I once met a man who was a dead-ringer for Joseph Goebbels. He had the same dour sort of face plastered to a gaunt skull that could only have been squeezed in a vice; the same thin hairline that had retreated in step with the Reich’s exhausted armies; the same curt manner that summed itself up in a curled finger–“come here.” Our introduction to each other began with a beep from an airport scanner in Frankfurt. With no words, he directed me to an isolation space behind the security station. I’d be a liar if I said that standing with my arms outstretched as he patted me all over with gloved hands and chemical swabs didn’t send my heart racing. I didn’t know what to expect.
But more than that, I was on my guard. This was my first time in Germany–a connecting flight to elsewhere. All I knew of Germany and its people was what my grandfather’s stories and the History Channel had accidentally made instinctual to me: they were the enemy. There was something of a reckoning in that moment. It seemed that history had left me with only one response to an nationality: suspicion.

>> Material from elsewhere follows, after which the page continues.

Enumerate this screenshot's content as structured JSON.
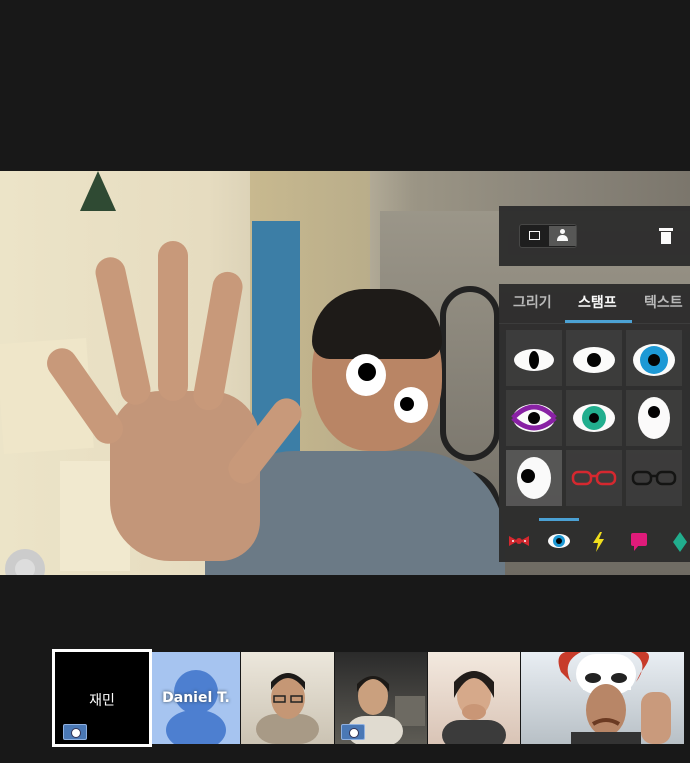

My grandfather rode with the 2nd Armored Division from Normandy to the Rhine. At the age of thirteen, his future wife led her siblings to shelter under the stairs as the Luftwaffe bombed targets across Somerset, night after night. Her aunt lost a thirteen-month old daughter in the London Blitz. Her uncle served with the BEF in France, and, after his capture in Greece, he spent five years as a slave laborer in a Bavarian salt mine. A generation earlier, my family sent almost a dozen men to fight above and below the trenches of the First World War. While–miraculously–not one died in combat, my great-great-grandfather, a sapper at Ypres, wheezed with the effects of mustard gas for the rest of his life.